Project for the Web Information Retrieval course at La Sapienza, Università di Roma held by Prof. Andrea Vitaletti and Prof. Luca Becchetti.
The project wants to detect an emergency situation in real time through tweets flow scanning using machine learning algorithms and users as sensors.
Link to the Slideshare presentation. Scientific paper on the repository.
- Daniele Davoli - Linkedin profile
- Danilo Marzilli - Linkedin profile
- Andrea Lombardo - Linkedin profile
For training and validating our machine learning system, we have used a dataset of 5,642 manually annotated tweets in the Italian language. The tweets are related to 4 different natural disasters occurred in Italy between 2009 and 2014. For each tweet is reported:
- tweet ID;
- text;
- source;
- author’s screen name;
- author’s ID;
- latitude and longitude (if available);
- time;
- disaster ID (see below);
- class.
Tweets have been manually annotated by humans and divided among 3 classes according to the information they convey:
- damage class: tweets related to the disaster and carrying information about damages to the infrastructures or on the population;
- no damage class: tweets related to the disaster but not carrying relevant information for the assessment of damages;
- not relevant class: tweets collected while building the dataset, but not related to any disaster (noise).
The dataset ins also available in this repository.

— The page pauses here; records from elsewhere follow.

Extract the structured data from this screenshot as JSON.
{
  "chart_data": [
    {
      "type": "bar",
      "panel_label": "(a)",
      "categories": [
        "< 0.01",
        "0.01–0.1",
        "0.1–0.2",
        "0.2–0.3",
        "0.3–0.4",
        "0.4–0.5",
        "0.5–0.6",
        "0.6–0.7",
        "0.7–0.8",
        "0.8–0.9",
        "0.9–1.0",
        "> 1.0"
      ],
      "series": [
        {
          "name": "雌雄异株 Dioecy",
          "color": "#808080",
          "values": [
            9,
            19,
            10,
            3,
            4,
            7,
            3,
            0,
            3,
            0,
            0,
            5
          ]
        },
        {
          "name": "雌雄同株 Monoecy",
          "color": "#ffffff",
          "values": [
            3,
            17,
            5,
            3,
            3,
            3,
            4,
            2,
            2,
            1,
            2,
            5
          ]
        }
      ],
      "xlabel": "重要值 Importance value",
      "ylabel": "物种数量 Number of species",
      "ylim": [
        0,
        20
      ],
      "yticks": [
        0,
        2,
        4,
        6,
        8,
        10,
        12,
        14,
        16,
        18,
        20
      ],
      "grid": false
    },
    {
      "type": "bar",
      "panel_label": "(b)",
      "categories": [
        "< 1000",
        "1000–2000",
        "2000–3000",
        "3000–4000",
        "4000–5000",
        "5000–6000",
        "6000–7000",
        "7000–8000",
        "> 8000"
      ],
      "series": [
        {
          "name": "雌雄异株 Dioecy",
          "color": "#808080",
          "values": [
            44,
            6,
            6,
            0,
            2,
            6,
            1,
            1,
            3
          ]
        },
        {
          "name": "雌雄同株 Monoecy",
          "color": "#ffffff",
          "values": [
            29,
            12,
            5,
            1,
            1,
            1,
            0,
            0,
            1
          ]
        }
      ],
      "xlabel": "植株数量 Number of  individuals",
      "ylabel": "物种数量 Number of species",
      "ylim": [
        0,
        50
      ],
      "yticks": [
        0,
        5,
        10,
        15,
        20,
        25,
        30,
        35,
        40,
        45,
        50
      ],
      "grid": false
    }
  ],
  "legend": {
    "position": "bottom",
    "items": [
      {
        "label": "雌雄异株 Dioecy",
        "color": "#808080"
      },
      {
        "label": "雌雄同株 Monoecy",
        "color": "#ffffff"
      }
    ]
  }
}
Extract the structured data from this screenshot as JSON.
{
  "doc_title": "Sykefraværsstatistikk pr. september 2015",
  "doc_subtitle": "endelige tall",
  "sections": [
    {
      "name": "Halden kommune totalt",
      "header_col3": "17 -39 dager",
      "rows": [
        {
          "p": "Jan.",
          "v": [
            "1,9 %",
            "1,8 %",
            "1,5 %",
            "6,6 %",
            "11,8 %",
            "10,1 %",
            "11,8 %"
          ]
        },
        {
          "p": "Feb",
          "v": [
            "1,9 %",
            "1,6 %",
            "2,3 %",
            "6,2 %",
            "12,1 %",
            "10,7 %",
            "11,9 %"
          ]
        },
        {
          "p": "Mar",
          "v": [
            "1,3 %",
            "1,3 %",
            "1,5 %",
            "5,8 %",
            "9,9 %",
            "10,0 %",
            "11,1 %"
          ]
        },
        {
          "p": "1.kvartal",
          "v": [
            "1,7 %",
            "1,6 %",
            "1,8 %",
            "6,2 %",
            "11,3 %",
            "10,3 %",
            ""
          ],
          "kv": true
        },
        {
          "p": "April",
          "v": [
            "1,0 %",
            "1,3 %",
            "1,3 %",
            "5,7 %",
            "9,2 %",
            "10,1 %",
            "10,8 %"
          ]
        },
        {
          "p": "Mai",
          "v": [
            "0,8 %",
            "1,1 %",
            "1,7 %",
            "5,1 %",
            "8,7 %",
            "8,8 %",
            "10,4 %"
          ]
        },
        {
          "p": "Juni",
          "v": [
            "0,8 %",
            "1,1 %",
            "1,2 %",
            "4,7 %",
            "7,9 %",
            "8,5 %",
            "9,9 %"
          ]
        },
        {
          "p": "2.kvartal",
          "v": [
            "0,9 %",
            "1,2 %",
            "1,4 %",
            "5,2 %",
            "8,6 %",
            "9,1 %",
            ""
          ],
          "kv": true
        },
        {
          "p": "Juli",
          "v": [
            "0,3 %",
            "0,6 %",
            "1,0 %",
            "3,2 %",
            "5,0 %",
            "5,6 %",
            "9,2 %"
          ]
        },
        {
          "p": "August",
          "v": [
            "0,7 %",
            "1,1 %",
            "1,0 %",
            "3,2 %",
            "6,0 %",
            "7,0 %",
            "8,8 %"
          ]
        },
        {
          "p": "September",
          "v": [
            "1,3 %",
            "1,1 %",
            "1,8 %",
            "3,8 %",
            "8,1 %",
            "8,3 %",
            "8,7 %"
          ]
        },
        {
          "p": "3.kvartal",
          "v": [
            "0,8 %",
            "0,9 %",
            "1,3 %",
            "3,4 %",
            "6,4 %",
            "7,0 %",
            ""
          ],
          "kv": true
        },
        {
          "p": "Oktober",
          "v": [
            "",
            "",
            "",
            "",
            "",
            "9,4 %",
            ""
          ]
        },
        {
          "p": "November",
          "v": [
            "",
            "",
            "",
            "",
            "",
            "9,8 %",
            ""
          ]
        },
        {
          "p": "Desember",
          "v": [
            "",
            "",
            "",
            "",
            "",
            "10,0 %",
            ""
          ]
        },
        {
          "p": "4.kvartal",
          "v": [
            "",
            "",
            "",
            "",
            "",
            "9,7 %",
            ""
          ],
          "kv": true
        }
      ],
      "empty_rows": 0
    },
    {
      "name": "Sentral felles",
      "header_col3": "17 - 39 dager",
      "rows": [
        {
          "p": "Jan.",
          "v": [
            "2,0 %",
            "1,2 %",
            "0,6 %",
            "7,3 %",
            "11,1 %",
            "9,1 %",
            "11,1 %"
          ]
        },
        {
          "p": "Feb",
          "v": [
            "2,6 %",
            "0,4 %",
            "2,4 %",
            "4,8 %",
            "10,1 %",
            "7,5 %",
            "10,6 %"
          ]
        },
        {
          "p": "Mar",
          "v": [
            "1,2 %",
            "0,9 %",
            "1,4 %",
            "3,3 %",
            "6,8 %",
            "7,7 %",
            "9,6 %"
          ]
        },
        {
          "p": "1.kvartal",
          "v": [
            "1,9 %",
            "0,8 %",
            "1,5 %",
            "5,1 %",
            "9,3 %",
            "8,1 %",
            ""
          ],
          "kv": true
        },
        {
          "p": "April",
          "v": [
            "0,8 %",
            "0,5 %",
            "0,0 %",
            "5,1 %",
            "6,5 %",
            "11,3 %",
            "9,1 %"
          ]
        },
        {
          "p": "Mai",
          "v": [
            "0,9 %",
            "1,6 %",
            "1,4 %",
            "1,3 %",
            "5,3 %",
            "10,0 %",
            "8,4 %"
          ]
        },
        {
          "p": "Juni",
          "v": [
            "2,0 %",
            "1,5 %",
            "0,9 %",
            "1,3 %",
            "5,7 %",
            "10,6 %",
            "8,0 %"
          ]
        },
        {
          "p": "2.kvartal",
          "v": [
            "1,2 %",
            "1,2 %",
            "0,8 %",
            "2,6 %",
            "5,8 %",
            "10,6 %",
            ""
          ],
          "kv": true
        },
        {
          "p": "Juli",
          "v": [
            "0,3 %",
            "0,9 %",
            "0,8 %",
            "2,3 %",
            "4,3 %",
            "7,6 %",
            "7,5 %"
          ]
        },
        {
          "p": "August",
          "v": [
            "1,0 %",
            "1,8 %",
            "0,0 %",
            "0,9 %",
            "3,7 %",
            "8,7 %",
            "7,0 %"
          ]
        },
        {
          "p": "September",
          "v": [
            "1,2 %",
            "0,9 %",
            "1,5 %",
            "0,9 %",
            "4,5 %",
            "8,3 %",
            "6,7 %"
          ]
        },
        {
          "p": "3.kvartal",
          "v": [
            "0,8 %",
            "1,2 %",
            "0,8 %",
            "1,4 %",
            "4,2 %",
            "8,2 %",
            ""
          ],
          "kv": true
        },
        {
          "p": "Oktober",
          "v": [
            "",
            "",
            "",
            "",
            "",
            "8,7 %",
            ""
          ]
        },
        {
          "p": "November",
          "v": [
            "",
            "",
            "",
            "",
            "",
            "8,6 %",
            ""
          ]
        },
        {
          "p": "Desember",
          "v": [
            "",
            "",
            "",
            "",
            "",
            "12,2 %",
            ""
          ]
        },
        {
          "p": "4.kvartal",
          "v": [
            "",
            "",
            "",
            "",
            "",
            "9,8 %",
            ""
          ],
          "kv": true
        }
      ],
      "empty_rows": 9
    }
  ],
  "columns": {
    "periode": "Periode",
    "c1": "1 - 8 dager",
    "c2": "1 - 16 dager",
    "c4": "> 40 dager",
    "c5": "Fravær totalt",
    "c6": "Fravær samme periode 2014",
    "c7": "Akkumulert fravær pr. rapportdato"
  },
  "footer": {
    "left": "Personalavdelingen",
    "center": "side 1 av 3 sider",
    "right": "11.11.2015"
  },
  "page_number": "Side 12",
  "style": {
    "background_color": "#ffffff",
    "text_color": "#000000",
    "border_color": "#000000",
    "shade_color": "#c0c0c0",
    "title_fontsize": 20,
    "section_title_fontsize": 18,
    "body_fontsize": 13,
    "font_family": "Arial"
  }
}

Validations with your datasets are welcome :)
We process our dataset in this order:
- Import data from the .csv file;
- Preprocessing our tweets in order to remove punctuation, stop words and digits and to implement the stemming algorithm;
- Trasform the tweets in vectors in a space vector where the axis are the vocabulary terms and give to each vector a TF-IDF (Term Frequency and Inverted Document Frequency) weight;
- Cluster our tweets (now vectors) in main topics;
- Train a SVM classifier in order to distinguish the tweets in relevant and not relevant.